The second section breaks from the annalistic form of the first and appears to be quite fragmentary. It contains two subheadings, Dedicatio Ecclesiae S. Vincentii de Troya ('Dedication of the Church of St Vincent of Troia') and Corrigia Troyana. Each subsection contains a summary of a document, followed by information drawn from an annalistic source. The first document is dated to 1169 and is followed by references to 1170 and 1190. The second document is dated to 1182 and is followed by a reference to 1187.

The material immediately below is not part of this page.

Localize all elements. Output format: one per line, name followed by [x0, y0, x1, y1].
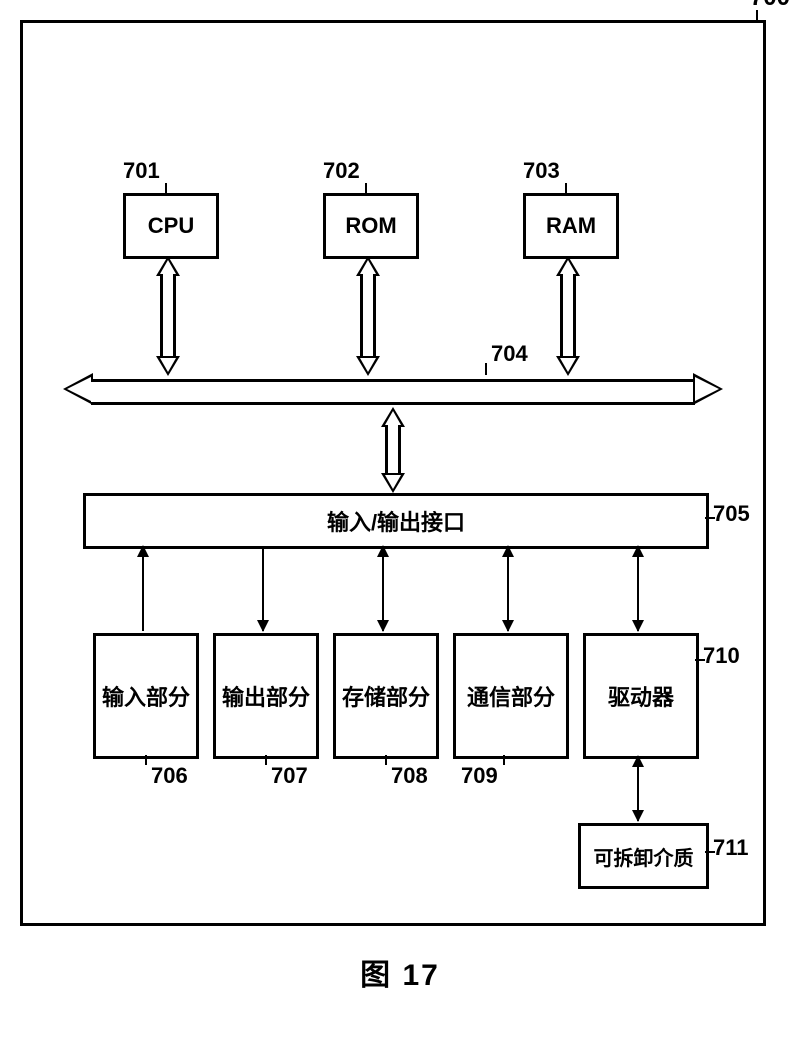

The third section contains ten privileges issued to the diocese of Troia between 1066 and sometime after 1231, when the Emperor Frederick II introduced the augustalis coin. They could not have become appended to the first two sections of the Chronicle earlier than the 13th century. The copies of the charters are abbreviated. They are not presented in chronological order and no principle of selection is apparent. All but one of these documents can also be found in Vincenzo Aceto di San Severo's two-volume manuscript Troia Sagra from 1728. All but two are accepted as authentic by the critical editor of Troia's charters, Jean-Marie Martin.

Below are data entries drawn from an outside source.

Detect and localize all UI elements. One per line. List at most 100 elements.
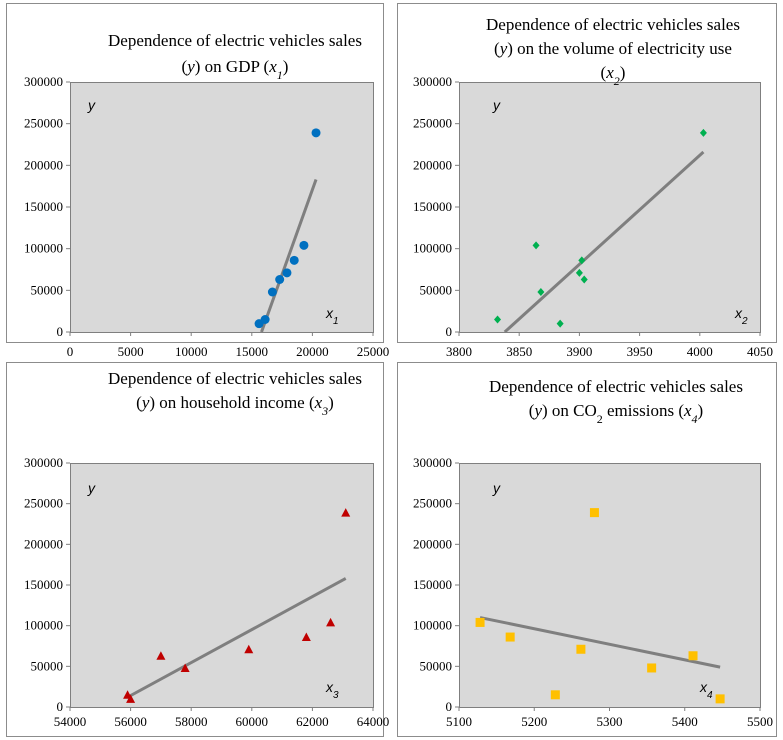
y-tick-label: 300000	[413, 74, 452, 89]
x-axis-label: x4	[699, 679, 713, 701]
data-point	[244, 644, 254, 654]
x-tick-label: 5500	[747, 714, 773, 729]
x-tick-label: 4050	[747, 344, 773, 359]
y-tick-label: 200000	[24, 536, 63, 551]
x-tick-label: 4000	[687, 344, 713, 359]
data-point	[311, 128, 321, 138]
x-tick-label: 0	[67, 344, 74, 359]
data-point	[532, 241, 540, 250]
data-point	[267, 287, 277, 297]
data-point	[156, 651, 166, 660]
y-tick-label: 200000	[24, 157, 63, 172]
chart-panel-1: 0 50000 100000 150000 200000 250000 300000 0 500…	[6, 3, 390, 359]
chart-title-line: Dependence of electric vehicles sales	[489, 377, 743, 396]
data-point	[282, 268, 292, 278]
y-tick-label: 250000	[413, 496, 452, 511]
y-tick-label: 100000	[413, 241, 452, 256]
data-point	[299, 240, 309, 250]
trend-line	[260, 178, 318, 333]
x-tick-label: 20000	[296, 344, 329, 359]
data-point	[688, 651, 698, 661]
y-tick-label: 300000	[24, 74, 63, 89]
chart-title-line: (y) on CO2 emissions (x4)	[529, 401, 703, 426]
x-axis-label: x3	[325, 679, 339, 701]
y-tick-label: 150000	[413, 199, 452, 214]
data-point	[715, 694, 725, 704]
data-point	[494, 315, 502, 324]
x-tick-label: 5200	[521, 714, 547, 729]
y-tick-label: 200000	[413, 157, 452, 172]
data-point	[556, 319, 564, 328]
plot-area	[70, 463, 374, 708]
data-point	[126, 694, 136, 703]
y-tick-label: 50000	[31, 282, 64, 297]
data-point	[576, 644, 586, 654]
chart-title-line: Dependence of electric vehicles sales	[108, 369, 362, 388]
data-point	[580, 275, 588, 284]
x-tick-label: 64000	[357, 714, 390, 729]
data-point	[260, 315, 270, 324]
x-axis-label: x1	[325, 305, 339, 327]
y-tick-label: 50000	[420, 282, 453, 297]
y-axis-label: y	[87, 97, 96, 113]
data-point	[537, 288, 545, 296]
x-tick-label: 3900	[566, 344, 592, 359]
y-tick-label: 300000	[24, 455, 63, 470]
chart-panel-4: 0 50000 100000 150000 200000 250000 300000 5100…	[397, 362, 777, 737]
data-point	[578, 256, 586, 265]
data-point	[301, 632, 311, 642]
y-axis-label: y	[492, 97, 501, 113]
y-tick-label: 150000	[24, 199, 63, 214]
chart-title-line: Dependence of electric vehicles sales	[486, 15, 740, 34]
data-point	[589, 508, 599, 518]
x-tick-label: 62000	[296, 714, 329, 729]
chart-title-line: Dependence of electric vehicles sales	[108, 31, 362, 50]
x-tick-label: 10000	[175, 344, 208, 359]
y-tick-label: 150000	[24, 577, 63, 592]
plot-area	[459, 82, 761, 333]
data-point	[550, 690, 560, 700]
data-point	[575, 268, 583, 277]
x-tick-label: 25000	[357, 344, 390, 359]
x-tick-label: 60000	[236, 714, 269, 729]
chart-title-line: (y) on the volume of electricity use	[494, 39, 732, 58]
data-point	[289, 255, 299, 265]
y-tick-label: 50000	[420, 658, 453, 673]
data-point	[180, 663, 190, 672]
chart-title-line: (y) on household income (x3)	[136, 393, 334, 418]
y-tick-label: 100000	[24, 618, 63, 633]
x-tick-label: 15000	[236, 344, 269, 359]
chart-panel-3: 0 50000 100000 150000 200000 250000 300000 5400…	[6, 362, 390, 737]
y-tick-label: 50000	[31, 658, 64, 673]
y-tick-label: 0	[57, 324, 64, 339]
y-tick-label: 100000	[413, 618, 452, 633]
chart-panel-2: 0 50000 100000 150000 200000 250000 300000 3800…	[397, 3, 777, 359]
x-axis-label: x2	[734, 305, 748, 327]
x-tick-label: 5300	[597, 714, 623, 729]
x-tick-label: 54000	[54, 714, 87, 729]
y-tick-label: 150000	[413, 577, 452, 592]
data-point	[699, 128, 707, 137]
y-tick-label: 250000	[24, 496, 63, 511]
y-tick-label: 0	[57, 699, 64, 714]
data-point	[505, 632, 515, 642]
y-tick-label: 250000	[413, 116, 452, 131]
x-tick-label: 3850	[506, 344, 532, 359]
trend-line	[126, 577, 347, 699]
y-tick-label: 200000	[413, 536, 452, 551]
data-point	[326, 617, 336, 627]
trend-line	[503, 150, 705, 334]
x-tick-label: 58000	[175, 714, 208, 729]
y-tick-label: 0	[446, 324, 453, 339]
data-point	[647, 663, 657, 673]
x-tick-label: 56000	[114, 714, 147, 729]
plot-area	[70, 82, 374, 333]
x-tick-label: 5100	[446, 714, 472, 729]
y-axis-label: y	[87, 480, 96, 496]
y-tick-label: 0	[446, 699, 453, 714]
chart-title-line: (y) on GDP (x1)	[182, 57, 289, 82]
y-tick-label: 100000	[24, 241, 63, 256]
x-tick-label: 3950	[627, 344, 653, 359]
chart-title-line: (x2)	[601, 63, 626, 88]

==Reliability and potential==
The Chronicle shares a poor manuscript tradition with the other 11th- and 12th-century chronicles from Apulia. Both the Annales of Lupus Protospatharius and the Annales Barenses survive in nothing earlier than 15th-century manuscripts, while the earliest copy of the Anonymi Barensis Chronicon is a printed edition from 1643. All three Bariot annals are accepted as authentic medieval texts. Noting that some of its material can be corroborated with other sources, Vera von Falkenhausen concludes that "the Chronicle of Troia is more reliable than its reputation". According to Paul Oldfield, "while we cannot ... ascertain when certain parts of the [Chronicle] were first compiled, the current evidence suggests that we can tentatively proceed on the basis that the [its] information does contain some reliability in the annalistic section ... offset by inaccuracies particularly linked to the transmission of the text."

The Chronicle contains some information not found in other sources:
- The birth name of the daughter of Robert Guiscard who was married to Constantine Doukas is found in only one other source. She was born Olympias and re-named Helena upon her betrothal. Her name is recorded under the year 1081, when her father invaded Byzantium.
- The individuals who discovered the relics of Eleutherius, Anastasius and Pontianus are named Perisentia, Gaio and Aurelio, based on an inscription. Neither the inscription nor these individuals are mentioned in Roffred's account.
- No other source records the conflict in 1115 between Bishop William II of Troia and William of Hauteville, who is said to have been attacking pilgrims on their way to Jerusalem. There is a charter from 1120 that demonstrates the strained relationship between the two Williams.
- The record of the journey of Duke William II of Apulia to the court of the Byzantine Empire in 1116, found nowhere else, is implausible.
- Various biographical details of the bishops of Troia are found nowhere else. Some can be corroborated from charters. Less trustworthy are the claim that all the bishops from 1041 on were consecrated by the pope and the supposed dates of their consecration.

Since the Chronicle can be shown to have been in circulation in something like its present form by the late 16th century, in a few cases it presents the earliest form of various charters otherwise known only from the Aceto collection.

==Editions==
- Chronici Trojani fragmentum, in A. A. Pelliccia (ed.), De Christianae Ecclesiae primae, mediae et novissimae aetatis Politia (Bassano: Remondini, 1782), Vol. 3, 1: 343–356.